Midway through “Driving Around the House”--a series of vignettes capturing the ‘60s childhood of playwright Patrick Smith--a character worries that a space capsule might explode. In the scene, a family is watching a 1963 Mercury liftoff on television. “Do you think it’s going to blow up?” the father character asks his 5-year-old son. “You should say a prayer for the astronauts.”
The rocket the play refers to does not explode. But after Tuesday, when the space shuttle Challenger blew apart, killing all aboard, Smith, as well as the others connected with the production of the play, decided they would have to modify it.

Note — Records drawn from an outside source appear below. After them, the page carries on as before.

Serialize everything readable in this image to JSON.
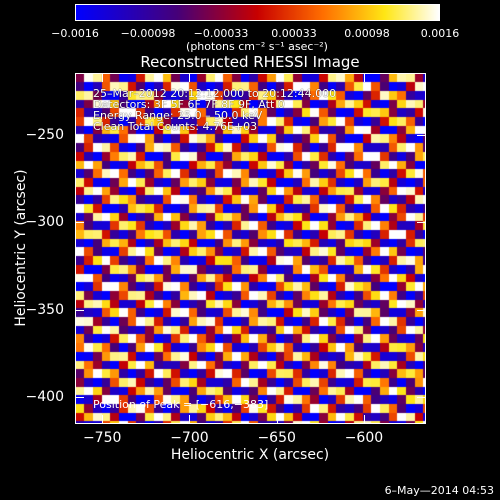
{
  "colorbar": {
    "ticks": [
      "−0.0016",
      "−0.00098",
      "−0.00033",
      "0.00033",
      "0.00098",
      "0.0016"
    ],
    "unit": "(photons cm⁻² s⁻¹ asec⁻²)"
  },
  "plot": {
    "title": "Reconstructed RHESSI Image",
    "annotations": [
      "25–Mar–2012 20:12:12.000 to 20:12:44.000",
      "Detectors: 3F 5F 6F 7F 8F 9F, Att 0",
      "Energy Range: 25.0 – 50.0 keV",
      "Clean    Total Counts: 4.76E+03"
    ],
    "peak_label": "Position of Peak = [−616,−383]",
    "timestamp": "6–May—2014 04:53"
  },
  "chart_data": {
    "type": "heatmap",
    "title": "Reconstructed RHESSI Image",
    "xlabel": "Heliocentric X (arcsec)",
    "ylabel": "Heliocentric Y (arcsec)",
    "xlim": [
      -765,
      -565
    ],
    "ylim": [
      -415,
      -215
    ],
    "x_ticks": [
      -750,
      -700,
      -650,
      -600
    ],
    "y_ticks": [
      -250,
      -300,
      -350,
      -400
    ],
    "x_tick_labels": [
      "−750",
      "−700",
      "−650",
      "−600"
    ],
    "y_tick_labels": [
      "−250",
      "−300",
      "−350",
      "−400"
    ],
    "colorbar_range": [
      -0.0016,
      0.0016
    ],
    "colormap": "blue-purple-red-orange-yellow-white",
    "peak_position": [
      -616,
      -383
    ],
    "pattern": "diagonal fringe stripes"
  }
}
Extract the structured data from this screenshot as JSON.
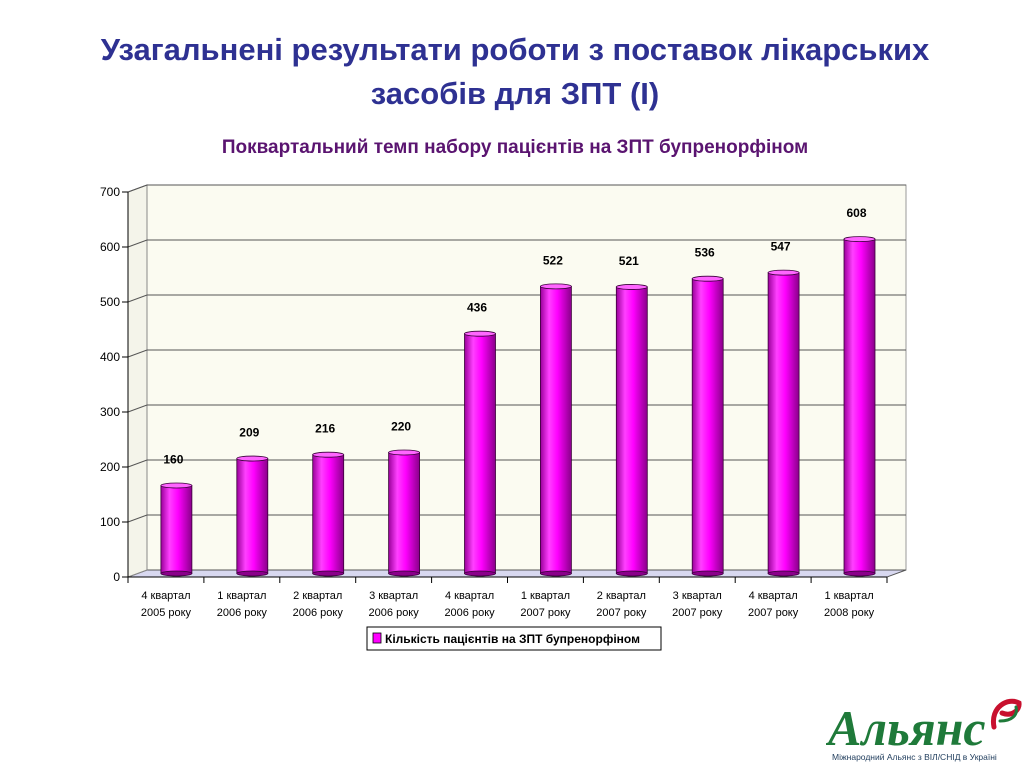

Smith, who’s 27, had structured a good part of the scene around the 1963 liftoff. Throughout the play, the father and the television set introduce news of the wide world--including the assassination of President Kennedy--into the consciousness of the 5-year-old character.
Watching television Tuesday morning at his home in Minneapolis, Smith realized that something had to change for that night’s performance, which came five days into a four-week run.
“The play was the first thing I thought about,” Smith said. “I have a treatment of a space shot and I wasn’t sure if it would pull the audience right out of the play and right into the disaster.”
Besides worrying that the clash of reality and theater would cost him his audience, he also did not want to seem to be exploiting the disaster, he said.
Meanwhile, in Costa Mesa, director Martin Benson was having the same thoughts. He called Smith to discuss the scene, which comes halfway through the play’s mosaic of 39 vignettes.
In the space shot scene, the father draws the boy’s attention to the TV screen, and says: “5, 4, 3, 2, 1. Ignition. Liftoff! Yeah! Look at it go! That’s an Atlas booster. The astronaut is in the capsule at the top. He eats his food from tubes like toothpaste. Do you think it’s going to blow up? You should say a prayer for the astronauts.”
Benson and Smith decided that only the two lines about the explosion should be cut. The possibility of deleting all mention of the rocket was also raised, but then was discarded, according to SCR literary manager John Glore.
“People come to the theater to escape,” said Smith. “But I thought that we’d be fine” with just the two lines out.
How did the audience react?
After Tuesday’s show, Benson and Glore appeared on stage with the actors to conduct one of their frequent post-performance discussions. They noticed, however, that Tuesday night’s audience was less responsive than others. Benson came right out and asked the 30 to 40 people who stayed for the talk whether the shuttle disaster had affected their reactions.
Many said it had. “I couldn’t stand it,” said one woman. “I had this feeling there might be a reference to the rocket blowing up. I didn’t want to hear it.”
“All I could think of was why, why couldn’t this play be over?” a man remarked.
It was obvious after the discussion that removing just the one explosion reference had not lessened the impact of the space scene.
Said Glore: “Clearly, just the mention of a rocket was enough to make people think about what had happened.” But, he added, the scene will stay as it is, minus the one reference.
“We can’t forget that the purpose of theater is to focus communal experience,” Glore said. “And in a way, that’s what happened on Tuesday night.”